Vector Decomposition via Algebraic Elimination: Solve Linear Combinations

Solving Vector Decomposition with Algebraic Elimination

Vector decomposition determines the coefficients needed to express a target vector as a linear combination of basis vectors. This answers two critical questions:

Existence: Is the target vector within the span of the basis?
Composition: What specific coefficients create this linear combination?

After analyzing this tutorial, I've observed that learners often grasp the geometric intuition but struggle with systematic computation. We'll bridge that gap using algebraic elimination—a foundational technique applicable from 2D to n-dimensional spaces.

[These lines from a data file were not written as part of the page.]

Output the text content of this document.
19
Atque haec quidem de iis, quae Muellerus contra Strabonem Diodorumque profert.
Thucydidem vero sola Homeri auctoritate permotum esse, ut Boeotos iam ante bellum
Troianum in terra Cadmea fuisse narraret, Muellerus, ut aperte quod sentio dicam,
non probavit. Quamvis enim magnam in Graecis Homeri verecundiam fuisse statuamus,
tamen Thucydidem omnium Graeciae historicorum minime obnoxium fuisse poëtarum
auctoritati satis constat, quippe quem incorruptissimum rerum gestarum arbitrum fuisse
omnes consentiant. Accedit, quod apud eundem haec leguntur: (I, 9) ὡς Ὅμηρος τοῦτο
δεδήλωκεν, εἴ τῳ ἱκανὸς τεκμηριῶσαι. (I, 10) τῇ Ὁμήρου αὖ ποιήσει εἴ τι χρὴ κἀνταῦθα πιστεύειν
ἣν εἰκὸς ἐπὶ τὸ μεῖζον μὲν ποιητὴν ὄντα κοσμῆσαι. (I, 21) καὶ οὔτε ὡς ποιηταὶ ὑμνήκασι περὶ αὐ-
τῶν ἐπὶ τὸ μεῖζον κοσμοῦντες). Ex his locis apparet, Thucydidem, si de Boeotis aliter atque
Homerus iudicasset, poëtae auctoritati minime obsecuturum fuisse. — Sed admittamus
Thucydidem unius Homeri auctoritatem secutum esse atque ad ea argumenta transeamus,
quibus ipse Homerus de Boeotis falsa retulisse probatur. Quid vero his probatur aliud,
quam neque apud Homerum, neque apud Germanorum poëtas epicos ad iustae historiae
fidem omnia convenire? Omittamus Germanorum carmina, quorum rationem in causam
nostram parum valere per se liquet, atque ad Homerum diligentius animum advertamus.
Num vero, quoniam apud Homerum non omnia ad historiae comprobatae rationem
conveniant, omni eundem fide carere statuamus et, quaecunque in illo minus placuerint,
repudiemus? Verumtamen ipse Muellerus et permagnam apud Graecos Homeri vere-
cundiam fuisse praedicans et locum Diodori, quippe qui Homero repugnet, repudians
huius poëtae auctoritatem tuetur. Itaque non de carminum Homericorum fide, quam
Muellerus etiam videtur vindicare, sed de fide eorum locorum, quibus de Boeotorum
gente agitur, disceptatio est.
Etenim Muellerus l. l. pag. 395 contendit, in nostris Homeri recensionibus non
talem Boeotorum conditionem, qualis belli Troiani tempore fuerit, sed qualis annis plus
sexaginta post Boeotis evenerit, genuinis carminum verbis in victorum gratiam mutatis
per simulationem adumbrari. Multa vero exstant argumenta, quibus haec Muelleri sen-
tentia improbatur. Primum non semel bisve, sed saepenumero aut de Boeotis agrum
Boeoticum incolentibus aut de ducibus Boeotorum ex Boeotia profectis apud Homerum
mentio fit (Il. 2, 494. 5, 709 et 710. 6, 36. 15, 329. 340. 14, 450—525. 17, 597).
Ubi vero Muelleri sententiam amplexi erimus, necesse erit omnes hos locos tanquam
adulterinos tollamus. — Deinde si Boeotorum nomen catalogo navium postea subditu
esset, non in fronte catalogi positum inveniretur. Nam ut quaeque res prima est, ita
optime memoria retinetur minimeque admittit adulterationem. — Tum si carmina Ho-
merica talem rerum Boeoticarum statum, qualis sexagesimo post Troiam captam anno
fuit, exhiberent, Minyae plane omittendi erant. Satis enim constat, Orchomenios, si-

Core Methodology: System of Linear Equations

Given basis vectors u and v, and target vector w = xu + yv:

Expand into component equations:
- w₁ = x·u₁ + y·v₁
- w₂ = x·u₂ + y·v₂
Solve the system using elimination:
- Align coefficients: Multiply equations to match terms
- Eliminate variables: Subtract equations to isolate one unknown
- Back-substitute: Solve for remaining variables

Key Insight: This process directly tests if w ∈ span(u, v). If no solution exists, w lies outside the span.

Step-by-Step Case Studies

Case 1: 2D Vectors (Successful Decomposition)

Given:
u = [1, 2], v = [3, 1], w = [9, 8]
Equations:

9 = 1x + 3y
8 = 2x + 1y

Solution:

Multiply equation (2) by 3:
24 = 6x + 3y
Subtract equation (1) from this:
(24 - 9) = (6x - x) + (3y - 3y) → 15 = 5x → x=3
Substitute x=3 into equation (1):
9 = 1(3) + 3y → y=2

Verification: 3×[1,2] + 2×[3,1] = [3+6, 6+2] = [9,8] ✓

Case 2: Collinear Vectors (No Solution)

Given:
c = [1, 2], d = [2, 4], q = [3, 5]
Equations:

3 = 1x + 2y
5 = 2x + 4y

Attempt:
Multiply equation (1) by 2: 6 = 2x + 4y
Subtract equation (2): (6-5) = (2x-2x) + (4y-4y) → 1 = 0 (Contradiction)

Conclusion: q ∉ span(c, d) since collinear bases only span their common line.

3D Vector Decomposition

Given:
a=[2,0,1], b=[1,2,3], c=[0,1,2], w=[5,7,11]
System:

5 = 2x + 1y + 0z
7 = 0x + 2y + 1z
11 = 1x + 3y + 2z

Solution Strategy:

Eliminate z from equations (2) and (3):
- Multiply (2) by 2: 14 = 4y + 2z
- Subtract (3): (14-11) = 4y - 3y + 2z - 2z → 3 = y
Substitute y=3 into (1) and (2):
- (1): 5 = 2x + 3 → x=1
- (2): 7 = 2(3) + z → z=1
Verify with (3): 1(1) + 3(3) + 2(1) = 1+9+2=12 ≠11 → Mistake!

Correction:

Substitute y=3 into (3): 11 = x + 3(3) + 2z → x + 2z = 2
From (1): 2x + 3 = 5 → x=1
Then 1 + 2z = 2 → z=0.5
Final: w = 1a + 3b + 0.5c

Real-World Application: Resource Allocation

Beatrix's Dilemma (Budget & Nutrition Constraints):

Money: £30 = 2*(cake slices) + 3*(lemonade liters)
Calories: 3000 = 100*(cake) + 500*(lemonade)

Solution:

Multiply money equation by 50: 1500 = 100x + 150y
Subtract calorie equation:
(1500 - 3000) = (100x - 100x) + (150y - 500y)
-1500 = -350y → y ≈ 4.29
Substitute into money equation:
30 = 2x + 3(4.29) → x ≈ 8.56

Engineering Insight: As an aerospace engineer, Beatrix would later use this same method to optimize material combinations, balancing weight, cost, and strength parameters.

Critical Pitfalls and Pro Tips

Collinear Vectors: Always check if basis vectors are parallel before solving.
Inconsistent Systems: If elimination yields contradictions (e.g., 1=0), the target isn't in the span.
Scaling Sensitivity: In 3D+, solve for one variable at a time and verify all equations.

Actionable Checklist:

Write explicit component equations
Multiply equations to align coefficients
Eliminate variables via subtraction
Back-substitute systematically
Validate with vector arithmetic

Recommended Tools:

Beginners: Desmos (visualizes 2D/3D spans)
Advanced Users: Python NumPy (linalg.solve for systems)

"Which step in elimination do you find most error-prone? Share your challenges in comments!"

Key Takeaway: Vector decomposition via algebraic elimination isn't just academic—it's a foundational tool for optimizing real-world constraints.